Sampai secara tiba-tiba, Zed menderita penyakit autoimun. Kekuatan ototnya terus menurun. Jangankan melakukan tur, berdiri saja ia sulit. Zed yang selama ini terus berlari, bahkan siap melompat untuk terbang, kini harus mulai belajar berjalan lagi.
Sadar atau tidak, mungkin kita pernah berada di posisi Zed. Menyuarakan soal keberagaman dengan membanggakan identitas diri (misal sebagai orang Asia yang menentang hegemoni dunia Barat), tetapi malah risih bila dihadapkan pada nilai-nilai yang dijunjung kultur kita sendiri. Terjadilah krisis identitas akibat benturan perpsektif modern dengan tradisional. Antara "mogul" dengan "mowgli".

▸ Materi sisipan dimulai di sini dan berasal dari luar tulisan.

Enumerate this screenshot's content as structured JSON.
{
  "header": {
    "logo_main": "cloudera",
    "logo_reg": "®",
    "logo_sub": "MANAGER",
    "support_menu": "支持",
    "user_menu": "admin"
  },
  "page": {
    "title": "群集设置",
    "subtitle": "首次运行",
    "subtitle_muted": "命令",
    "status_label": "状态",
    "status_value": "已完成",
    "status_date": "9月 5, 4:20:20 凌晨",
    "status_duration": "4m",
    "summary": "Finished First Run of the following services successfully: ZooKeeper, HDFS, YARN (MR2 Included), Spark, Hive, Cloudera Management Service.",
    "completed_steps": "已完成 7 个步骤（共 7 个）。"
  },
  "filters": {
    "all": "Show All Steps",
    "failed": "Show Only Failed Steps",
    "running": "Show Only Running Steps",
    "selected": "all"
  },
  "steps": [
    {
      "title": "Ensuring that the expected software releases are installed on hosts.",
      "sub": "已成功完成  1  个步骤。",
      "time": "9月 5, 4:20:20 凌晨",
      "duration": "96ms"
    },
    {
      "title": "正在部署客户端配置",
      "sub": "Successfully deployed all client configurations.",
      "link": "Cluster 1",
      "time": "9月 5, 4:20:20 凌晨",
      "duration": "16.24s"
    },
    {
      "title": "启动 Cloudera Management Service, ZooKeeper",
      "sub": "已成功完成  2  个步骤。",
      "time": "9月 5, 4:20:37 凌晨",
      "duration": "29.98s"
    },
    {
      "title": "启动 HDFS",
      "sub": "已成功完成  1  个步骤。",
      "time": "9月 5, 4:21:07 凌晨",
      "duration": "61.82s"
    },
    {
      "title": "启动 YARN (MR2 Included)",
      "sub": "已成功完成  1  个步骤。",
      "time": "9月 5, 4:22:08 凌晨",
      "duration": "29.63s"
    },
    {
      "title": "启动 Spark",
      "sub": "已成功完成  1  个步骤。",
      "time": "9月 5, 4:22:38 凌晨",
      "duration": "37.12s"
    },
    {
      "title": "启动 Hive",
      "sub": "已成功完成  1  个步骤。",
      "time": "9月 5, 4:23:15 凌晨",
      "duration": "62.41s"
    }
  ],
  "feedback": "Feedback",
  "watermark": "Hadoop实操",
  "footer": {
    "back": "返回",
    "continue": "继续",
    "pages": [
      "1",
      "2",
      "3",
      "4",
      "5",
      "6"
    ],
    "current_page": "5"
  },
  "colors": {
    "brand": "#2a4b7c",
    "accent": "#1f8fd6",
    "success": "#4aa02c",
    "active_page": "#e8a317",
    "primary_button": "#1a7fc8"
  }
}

Krisis identitas itulah sorotan utama Mogul Mowgli. "Tubuhmu tidak bisa mengenali dirinya, sehingga menyerang dirinya sendiri", begitu deskripsi dokter untuk kondisi Zed. Agak terkesan "on the nose", namun pemilihan penyakit tersebut memang metafora yang cocok mewakili pergulatan batin si protagonis. Tapi mengapa?
Mengapa Zed menampik jati dirinya? Apakah karena trauma penderitaan masa kecil? Atau pengaruh rasisme? Naskahnya memberi jawaban lewat sederet sekuen sureal, baik berupa mimpi maupun halusinasi yang Zed alami (termasuk kemunculan pria dengan wajah tertutup bunga yang disebut "Toba Tek Singh"). Penggunaan elemen surealisme itu, sayangnya cuma berhenti di ranah "visualisasi isi pikiran" ketimbang eksplorasi utuh terkait proses batin individu.
Apalagi ada begitu banyak gagasan dilempar oleh naskahnya. Beberapa hanya berakhir sebagai gagasan tanpa penelusuran lebih lanjut, baik guna menambah pemahaman penonton, atau menghadirkan dampak emosi. Contohnya informasi mengenai penyakit Zed, yang kemungkinan dipicu faktor keturunan. Apakah itu membuatnya semakin membenci sang ayah (Alyy Khan), yang oleh Zed dianggap kerap menghalangi impiannya? Lalu bagaimana Zed sampai pada titik di mana ia bisa berdamai? Proses-prosesnya bak hilang ditelan ambisi tampil beda sekaligus estetis. Alhasil, konklusi jadi kurang menggugah, gara-gara kisahnya seperti bergulir tanpa jembatan menuju ke sana.
Satu hal yang saya apresiasi dari naskahnya kesan adil dalam tuturannya tentang gesekan zaman. Sisi modern menyimpan tendensi memandang sebelah mata kaum tradisional, tapi beberapa kekolotan sisi tradisional sendiri, misalnya keengganan memercayai dokter, bukan berarti dapat dibenarkan.
Debut penulisan naskah Riz Ahmed memang belum berjalan mulus. Kisah relatable dengan relevansi tinggi miliknya masih digarap kurang matang. Tetapi Riz Ahmed sebagai aktor tidak demikian. Seperti biasa, aktingnya jadi elemen terbaik sebuah film. Kerapuhannya merupakan pondasi Mogul Mowgli. Begitu frustrasinya memuncak, ketika Zed mengalami breakdown, lalu "mengusir" kedua orang tuanya, rasanya sungguh heartbreaking.